O uciążliwościach mieszkańcy byli informowani, ale początkowo prace miały zostać przeprowadzone podczas wakacji. Rozpoczęły się jednak dopiero 4 sierpnia, a mają potrwać do końca września, o ile nie będzie żadnych niespodziewanych przeszkód. – Rozumiemy, że remont jest konieczny, ale dlaczego o nas nikt nie pomyślał – pytają, wskazując na złe, ich zdaniem, rozwiązania i brak kontroli pojazdów ciężarowych, które lekceważą zakaz wjazdu.
– 80% samochodów wyjeżdżając z Jagodnika skręca do Świdnicy (od strony ul. Kopernika), a to jest skręt w lewo i wszystkich trzeba przepuścić. Tworzy się więc gigantyczny korek, często na całej długości Jagodnika, zwłaszcza w godzinach szczytu i rano. Wyjazd z naszych posesji graniczy z cudem, a w korku stoi się po kilkadziesiąt minut. Nasi znajomi pytają, jak wy tam w tym Jagodniku żyjecie – mówi jedna z mieszkanek i wskazuje, że rozwiązaniem byłaby czasowa zmiana organizacji na skrzyżowaniu z pierwszeństwem przejazdu w kierunku Świdnicy. – Ruch w innych kierunkach jest znacznie mniejszy – dodają mieszkańcy.
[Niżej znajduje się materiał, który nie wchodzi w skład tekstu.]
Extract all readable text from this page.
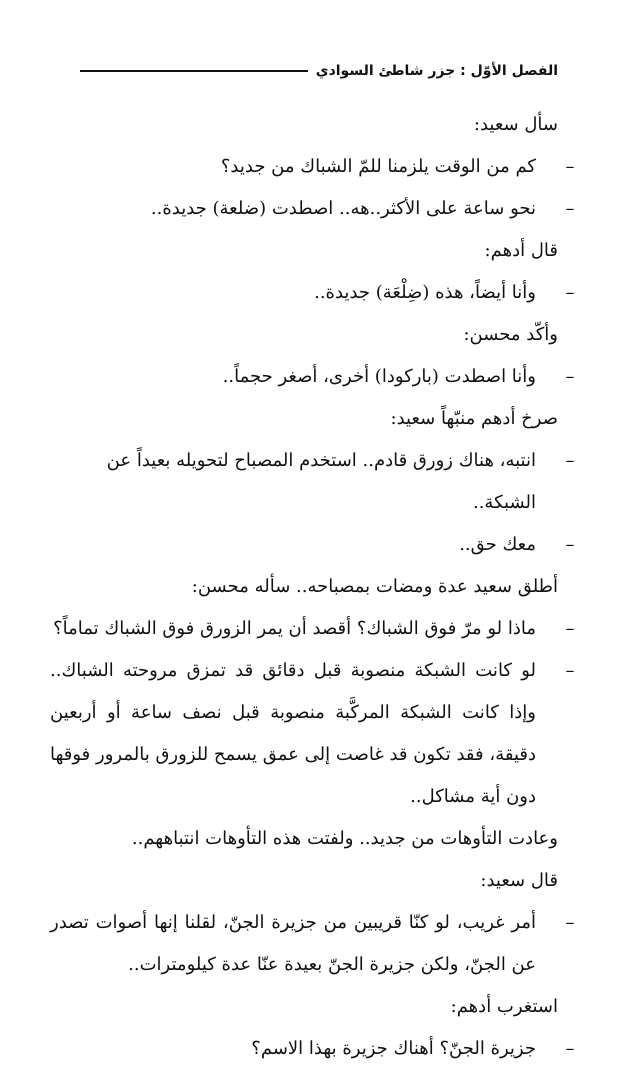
الفصل الأوّل : جزر شاطئ السوادي

سأل سعيد:

–
كم من الوقت يلزمنا للمّ الشباك من جديد؟

–
نحو ساعة على الأكثر..هه.. اصطدت (ضلعة) جديدة..

قال أدهم:

–
وأنا أيضاً، هذه (ضِلْعَة) جديدة..

وأكّد محسن:

–
وأنا اصطدت (باركودا) أخرى، أصغر حجماً..

صرخ أدهم منبّهاً سعيد:

–
انتبه، هناك زورق قادم.. استخدم المصباح لتحويله بعيداً عن الشبكة..

–
معك حق..

أطلق سعيد عدة ومضات بمصباحه.. سأله محسن:

–
ماذا لو مرّ فوق الشباك؟ أقصد أن يمر الزورق فوق الشباك تماماً؟

–
لو كانت الشبكة منصوبة قبل دقائق قد تمزق مروحته الشباك.. وإذا كانت الشبكة المركَّبة منصوبة قبل نصف ساعة أو أربعين دقيقة، فقد تكون قد غاصت إلى عمق يسمح للزورق بالمرور فوقها دون أية مشاكل..

وعادت التأوهات من جديد.. ولفتت هذه التأوهات انتباههم..

قال سعيد:

–
أمر غريب، لو كنّا قريبين من جزيرة الجنّ، لقلنا إنها أصوات تصدر عن الجنّ، ولكن جزيرة الجنّ بعيدة عنّا عدة كيلومترات..

استغرب أدهم:

–
جزيرة الجنّ؟ أهناك جزيرة بهذا الاسم؟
– Ja mieszkam na samej krzyżówce i kiedy mijają się ciężarówki, to zahaczają o rynnę – mówi kolejny mieszkaniec. – Niby jest ograniczenie do 15 ton, ale nikt tego nie przestrzega – dodaje. – Ciężarówki rozjeżdżają pobocza, ten nasz mały fragment chodnika, a o utworzeniu korytarza życia to nie ma mowy – dodaje kolejna mieszkanka. A nastepne korki robią się bliżej Świdnicy, bo TIR-y jadą wprost na niski wiadukt, a potem próbują zawracać. Dlaczego tu ani razu nie pojawiła się Inspekcja Transportu Drogowego, policji też nie widzimy – mówią kolejne osoby. Rozmowa trwa około 30 minut. Mija nas co najmniej 20 TIR-ów i ciężarówek.
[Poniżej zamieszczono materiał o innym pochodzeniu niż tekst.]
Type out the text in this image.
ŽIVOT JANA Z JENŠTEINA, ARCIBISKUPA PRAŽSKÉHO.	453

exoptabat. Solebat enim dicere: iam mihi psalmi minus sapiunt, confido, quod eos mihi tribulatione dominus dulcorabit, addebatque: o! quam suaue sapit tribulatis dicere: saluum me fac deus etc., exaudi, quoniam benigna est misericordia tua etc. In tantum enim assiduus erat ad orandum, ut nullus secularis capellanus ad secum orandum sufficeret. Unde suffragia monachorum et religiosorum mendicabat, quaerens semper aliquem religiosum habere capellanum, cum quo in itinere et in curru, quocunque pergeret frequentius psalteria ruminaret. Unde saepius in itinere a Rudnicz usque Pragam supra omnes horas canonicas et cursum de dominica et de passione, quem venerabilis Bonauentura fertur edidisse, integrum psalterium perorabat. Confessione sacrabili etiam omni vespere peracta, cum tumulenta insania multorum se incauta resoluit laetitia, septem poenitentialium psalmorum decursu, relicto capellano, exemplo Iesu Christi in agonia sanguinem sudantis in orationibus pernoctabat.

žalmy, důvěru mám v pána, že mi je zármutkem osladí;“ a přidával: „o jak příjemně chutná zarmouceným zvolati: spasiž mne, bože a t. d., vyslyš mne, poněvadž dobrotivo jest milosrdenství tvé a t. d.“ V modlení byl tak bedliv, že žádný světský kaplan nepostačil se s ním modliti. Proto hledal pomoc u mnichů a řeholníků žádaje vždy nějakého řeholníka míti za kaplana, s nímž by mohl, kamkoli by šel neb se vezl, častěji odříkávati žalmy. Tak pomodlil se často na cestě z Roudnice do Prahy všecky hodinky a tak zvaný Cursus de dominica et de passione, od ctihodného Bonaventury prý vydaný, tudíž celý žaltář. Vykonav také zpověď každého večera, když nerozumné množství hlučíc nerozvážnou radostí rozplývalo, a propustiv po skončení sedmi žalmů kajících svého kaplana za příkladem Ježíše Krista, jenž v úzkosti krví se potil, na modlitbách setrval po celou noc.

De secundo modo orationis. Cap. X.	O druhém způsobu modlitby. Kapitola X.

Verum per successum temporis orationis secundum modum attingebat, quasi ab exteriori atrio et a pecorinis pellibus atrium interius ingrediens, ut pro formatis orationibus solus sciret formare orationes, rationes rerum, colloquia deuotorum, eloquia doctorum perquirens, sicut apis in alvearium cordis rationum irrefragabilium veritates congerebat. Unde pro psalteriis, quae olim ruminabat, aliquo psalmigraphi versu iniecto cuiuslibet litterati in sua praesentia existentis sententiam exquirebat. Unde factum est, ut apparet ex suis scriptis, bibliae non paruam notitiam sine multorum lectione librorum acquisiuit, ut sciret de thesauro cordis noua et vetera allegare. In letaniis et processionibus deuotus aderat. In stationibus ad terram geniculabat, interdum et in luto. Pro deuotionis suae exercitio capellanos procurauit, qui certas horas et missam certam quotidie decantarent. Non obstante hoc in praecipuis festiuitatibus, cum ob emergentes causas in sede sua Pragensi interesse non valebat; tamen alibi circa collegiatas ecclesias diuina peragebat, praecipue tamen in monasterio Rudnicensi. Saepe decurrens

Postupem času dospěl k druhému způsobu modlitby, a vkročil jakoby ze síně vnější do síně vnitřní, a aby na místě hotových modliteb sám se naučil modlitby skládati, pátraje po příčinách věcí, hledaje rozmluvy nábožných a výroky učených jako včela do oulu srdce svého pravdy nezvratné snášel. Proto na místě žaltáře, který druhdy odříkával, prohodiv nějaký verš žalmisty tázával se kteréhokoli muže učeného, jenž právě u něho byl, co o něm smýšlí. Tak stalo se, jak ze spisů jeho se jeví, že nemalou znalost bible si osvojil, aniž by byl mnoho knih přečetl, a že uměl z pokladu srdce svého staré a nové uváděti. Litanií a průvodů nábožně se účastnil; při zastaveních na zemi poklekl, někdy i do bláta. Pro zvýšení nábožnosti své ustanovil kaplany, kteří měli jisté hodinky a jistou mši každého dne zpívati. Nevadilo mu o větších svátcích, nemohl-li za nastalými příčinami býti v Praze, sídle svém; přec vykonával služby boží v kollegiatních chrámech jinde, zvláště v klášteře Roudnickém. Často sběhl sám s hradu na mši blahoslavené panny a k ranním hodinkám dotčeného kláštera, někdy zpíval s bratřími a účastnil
– Tu nie ma szans, żeby przejechać rowerem, przejść nawet na drugą stronę ulicy. Mamy tylko jedno przejście dla pieszych! – skarżą się mieszkańcy. Dodają, że to nie tylko utrudnienia, ale także stała obawa o życie. – Bo jak już się trochę rozluźni, to zaraz wszyscy gnają, żeby nadrobić czas. Zrobiono nam tu takie niby spowalniacze, ale na tej pofalowanej jak wody Dunaju ulicy to nawet nikt ich nie zauważa. Na porządne spowalniacze nie było zgody – mówi następna osoba.
Sołtys Mirosław Szymczyk martwi się, że objazd doprowadzi do kompletnej degradacji drogi, która już wcześniej była w fatalnym stanie. – Czy nam to ktoś naprawi? Ten pozrywany asfalt, zniszczone pobocza – dopytuje. Kolejnym zmartwieniem jest czas. – Nie bardzo wierzymy, że prace zakończą się w terminie – mówią mieszkańcy.
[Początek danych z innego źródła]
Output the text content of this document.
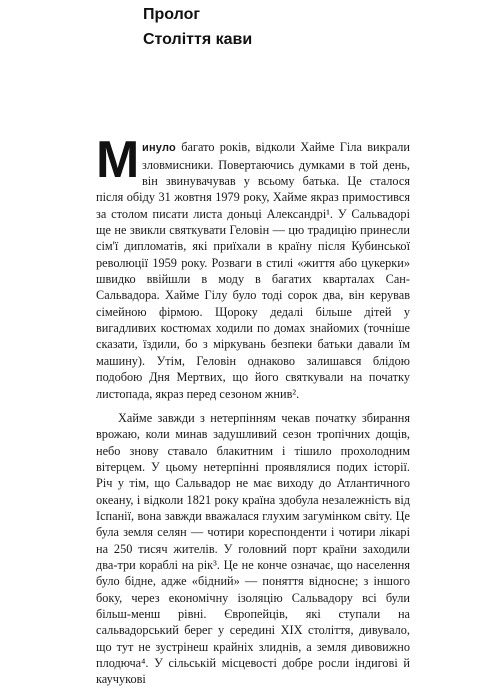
Пролог
Століття кави

М инуло багато років, відколи Хайме Гіла викрали зловмисники. Повертаючись думками в той день, він звинувачував у всьому батька. Це сталося після обіду 31 жовтня 1979 року, Хайме якраз примостився за столом писати листа доньці Александрі¹. У Сальвадорі ще не звикли святкувати Геловін — цю традицію принесли сім'ї дипломатів, які приїхали в країну після Кубинської революції 1959 року. Розваги в стилі «життя або цукерки» швидко ввійшли в моду в багатих кварталах Сан-Сальвадора. Хайме Гілу було тоді сорок два, він керував сімейною фірмою. Щороку дедалі більше дітей у вигадливих костюмах ходили по домах знайомих (точніше сказати, їздили, бо з міркувань безпеки батьки давали їм машину). Утім, Геловін однаково залишався блідою подобою Дня Мертвих, що його святкували на початку листопада, якраз перед сезоном жнив².

Хайме завжди з нетерпінням чекав початку збирання врожаю, коли минав задушливий сезон тропічних дощів, небо знову ставало блакитним і тішило прохолодним вітерцем. У цьому нетерпінні проявлялися подих історії. Річ у тім, що Сальвадор не має виходу до Атлантичного океану, і відколи 1821 року країна здобула незалежність від Іспанії, вона завжди вважалася глухим загумінком світу. Це була земля селян — чотири кореспонденти і чотири лікарі на 250 тисяч жителів. У головний порт країни заходили два-три кораблі на рік³. Це не конче означає, що населення було бідне, адже «бідний» — поняття відносне; з іншого боку, через економічну ізоляцію Сальвадору всі були більш-менш рівні. Європейців, які ступали на сальвадорський берег у середині XIX століття, дивувало, що тут не зустрінеш крайніх злиднів, а земля дивовижно плодюча⁴. У сільській місцевості добре росли індигові й каучукові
– Po pierwsze skontaktuję się z szefem Wydziału Ruchu Drogowego świdnickiej policji i spróbuję przekazać zarówno temat ruchu samochodów ciężarowych, jak i skrzyżowania. Przeanalizujemy dzisiaj i jutro rano, jak to wygląda w godzinach szczytu, żeby zorientować się, jak to wygląda po 1 września, kiedy ten ruch jest zwiększony. Skontaktuję się również z miastem, czy termin zakończenia remontu z końcem września jest realny, czy prace posuwają się w taki sposób, że się zmieszczą w tym zapowiadanym okresie – deklaruje Marek Olesiński, dyrektor Służby Drogowej Powiatu Świdnickiego. Szef powiatowych dróg zapowiada, że decyzje, czy wprowadzać zmiany na skrzyżowaniu, czy nie wprowadzać, zapadną do najbliższego piątku.
Jak dodaje Marek Olesiński, przed wprowadzeniem objazdu zostało wykonane nagranie stanu dróg, którymi został on poprowadzony. – Po zakończeniu przeprowadzimy porównanie i tam, gdzie doszło do zniszczeń, zostaną one naprawione. Postaramy się także o przygotowanie dokumentacji, bo ta droga wymaga gruntownej modernizacji – mówi. Na razie jednak o żadnych, nawet przybliżonych terminach, nie ma mowy.
Mieszkańcy Jagodnika wskazują, że choć wieś znajduje się tuż obok Świdnicy, nie prowadzą do niej ścieżki rowerowe ani piesze, nie ma tez połączeń autobusowych (zostały wprowadzone obecnie tylko z powodu objazdu).